A Boy Scout is trustworthy, loyal, helpful, friendly, courteous, kind, obedient, cheerful, thrifty, brave, clean and reverent.
But apparently a Boy Scout is not disabled.
The Boy Scouts of America organization technically claims that, “Youth with physical disabilities and youth and adults with developmental or cognitive challenges are welcome in the Boy Scouts of America.”
Unless they try to earn the highest rank of Eagle. That’s what Logan Blythe, who has Down syndrome, learned recently when the national BSA reversed a decision by a local chapter to accept his plan for his Eagle project. Even worse, the national organization voided every merit badge Blythe has earned since the time he was a Cub Scout, and told him to start over.
Blythe’s parents have filed a discrimination lawsuit against the organization.
If it’s really true that Blythe can’t be an Eagle Scout, then the national organization has lost its way and ignored its own oath. Because there is no question that a boy with Down syndrome can promise: “to do my best to do my duty to God and my country and to obey the Scout Law; to help other people at all times; to keep myself physically strong, mentally awake and morally straight.”

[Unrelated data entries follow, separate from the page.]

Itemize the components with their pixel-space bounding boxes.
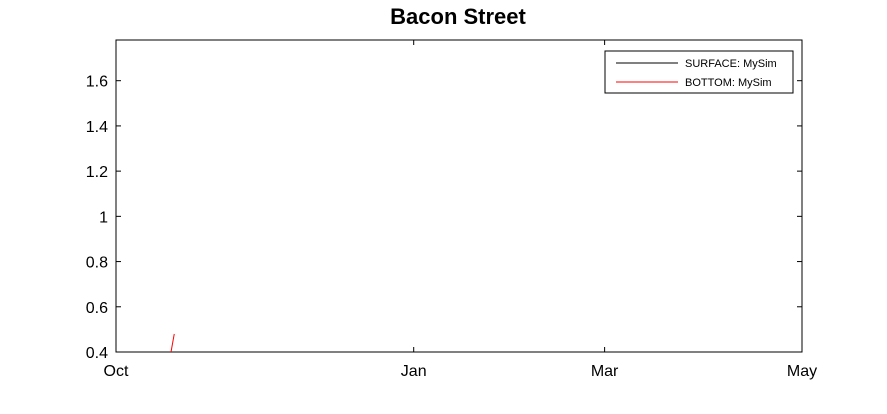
y-tick-label: 0.4 xyxy=(86,345,108,362)
legend-label: BOTTOM: MySim xyxy=(685,77,772,89)
y-tick-label: 1.6 xyxy=(86,74,108,91)
y-tick-label: 0.8 xyxy=(86,255,108,272)
series-layer xyxy=(170,333,175,353)
y-tick-label: 1.4 xyxy=(86,119,108,136)
y-tick-label: 0.6 xyxy=(86,300,108,317)
y-tick-label: 1 xyxy=(99,209,108,226)
x-tick-label: Mar xyxy=(591,363,619,380)
legend-label: SURFACE: MySim xyxy=(685,58,777,70)
legend-box xyxy=(604,50,794,94)
x-tick-label: May xyxy=(787,363,817,380)
x-tick-label: Jan xyxy=(401,363,427,380)
x-tick-label: Oct xyxy=(104,363,129,380)
series-line xyxy=(170,333,175,353)
x-axis: Oct Jan Mar May xyxy=(104,40,817,380)
legend: SURFACE: MySim BOTTOM: MySim xyxy=(604,50,794,94)
y-axis: 0.4 0.6 0.8 1 1.2 1.4 1.6 xyxy=(86,74,802,362)
y-tick-label: 1.2 xyxy=(86,164,108,181)
chart-title: Bacon Street xyxy=(390,4,526,29)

In its defense, the BSA claims that rules require that merit badges be given only when all requirements are met “as stated.” Those who cannot meet certain requirements are encouraged to submit requests to complete alternative badges. But “alternatives are not available for the Star, Life and Eagle rank requirements.”

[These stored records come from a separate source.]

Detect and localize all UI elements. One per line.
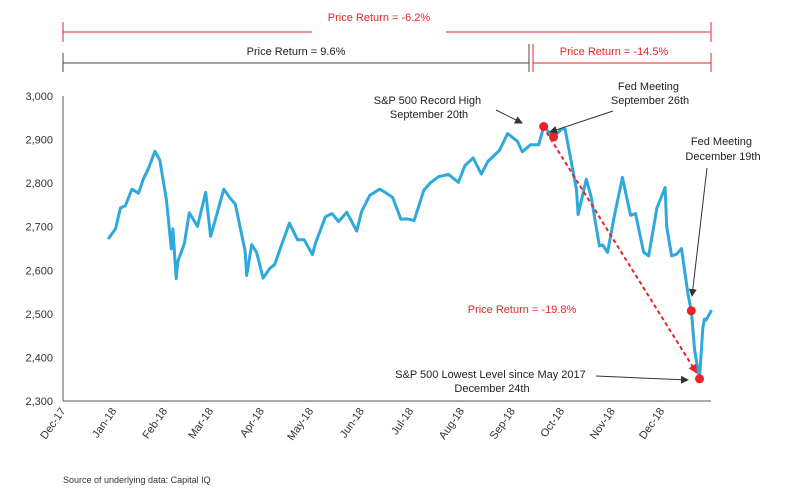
x-tick-label: Aug-18 — [437, 406, 467, 442]
trend-arrow — [545, 131, 698, 374]
range-bracket-after-record-high: Price Return = -14.5% — [532, 44, 712, 72]
annotation-fed-sep: Fed Meeting September 26th — [611, 81, 689, 107]
annotation-lowest-level-line1: S&P 500 Lowest Level since May 2017 — [395, 369, 586, 381]
x-tick-label: Jul-18 — [389, 406, 416, 437]
x-tick-label: Sep-18 — [488, 406, 518, 442]
annotation-fed-dec: Fed Meeting December 19th — [685, 136, 760, 163]
x-tick-label: Jan-18 — [90, 406, 119, 440]
trend-label: Price Return = -19.8% — [468, 304, 577, 316]
annotation-lowest-level-line2: December 24th — [454, 383, 529, 395]
y-tick-label: 2,800 — [25, 178, 53, 190]
annotation-fed-dec-line2: December 19th — [685, 151, 760, 163]
source-note: Source of underlying data: Capital IQ — [63, 475, 211, 485]
x-tick-label: Jun-18 — [338, 406, 367, 440]
annotation-record-high: S&P 500 Record High September 20th — [374, 95, 484, 121]
range-bracket-full-year: Price Return = -6.2% — [62, 12, 712, 42]
x-tick-label: Dec-17 — [38, 406, 68, 442]
callout-arrow-record-high — [495, 109, 523, 124]
y-tick-label: 2,900 — [25, 135, 53, 147]
event-marker-4 — [695, 374, 705, 384]
annotation-record-high-line1: S&P 500 Record High — [374, 95, 481, 107]
x-tick-label: Apr-18 — [238, 406, 267, 440]
annotation-lowest-level: S&P 500 Lowest Level since May 2017 Dece… — [395, 369, 589, 395]
annotation-fed-sep-line1: Fed Meeting — [618, 81, 679, 93]
event-marker-1 — [539, 122, 549, 131]
sp500-price-line — [107, 125, 713, 381]
callout-arrow-fed-sep — [549, 110, 614, 134]
x-tick-label: Feb-18 — [140, 406, 170, 441]
y-tick-label: 2,500 — [25, 309, 53, 321]
y-tick-label: 3,000 — [25, 91, 53, 103]
y-tick-label: 2,300 — [25, 396, 53, 408]
annotation-record-high-line2: September 20th — [390, 109, 468, 121]
callout-arrow-lowest-level — [595, 375, 689, 384]
event-marker-2 — [549, 132, 559, 142]
x-axis-ticks: Dec-17 Jan-18 Feb-18 Mar-18 Apr-18 May-18 Jun-… — [38, 406, 667, 443]
x-tick-label: Nov-18 — [588, 406, 618, 442]
x-tick-label: May-18 — [285, 406, 316, 443]
x-tick-label: Dec-18 — [637, 406, 667, 442]
y-tick-label: 2,400 — [25, 352, 53, 364]
y-axis-ticks: 2,300 2,400 2,500 2,600 2,700 2,800 2,900 3,000 — [25, 91, 53, 408]
callout-arrow-fed-dec — [688, 167, 708, 297]
event-markers — [539, 122, 705, 384]
x-tick-label: Mar-18 — [186, 406, 216, 441]
y-tick-label: 2,600 — [25, 265, 53, 277]
y-tick-label: 2,700 — [25, 222, 53, 234]
range-label-full-year: Price Return = -6.2% — [328, 12, 431, 24]
range-label-after-record-high: Price Return = -14.5% — [560, 46, 669, 58]
x-tick-label: Oct-18 — [538, 406, 567, 440]
range-bracket-to-record-high: Price Return = 9.6% — [62, 44, 530, 72]
range-label-to-record-high: Price Return = 9.6% — [247, 46, 346, 58]
event-marker-3 — [686, 306, 696, 316]
annotation-fed-sep-line2: September 26th — [611, 95, 689, 107]
annotation-fed-dec-line1: Fed Meeting — [691, 136, 752, 148]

A few days after Blythe’s story hit the media, the national BSA issued a news release claiming that “the process of achieving the Eagle Scout rank is rigorous for any Scout, but it is designed so that accommodations can be made for Scouts with disabilities or special needs.”
Except that national officials haven't contacted Blythe to apologize or assure him his work will be accepted. Instead, he now has to work with the National Disabilities Advancement Team to “determine a path” forward.
Blythe’s mom characterizes the challenge aptly: “Another thing we can’t do. I’m tired of it.”
In fact, Logan Blythe has completed the requirements to be an Eagle Scout — he has earned it. He has learned the lessons the BSA set out to teach him, as advertised on the front of its national webpage: “Some kids avoid obstacles. Scouts overcome them.”
Logan Blythe will overcome the obstacle the BSA has placed in front of him, whether through hard work, litigation or both.
Because Logan Blythe is a Boy Scout.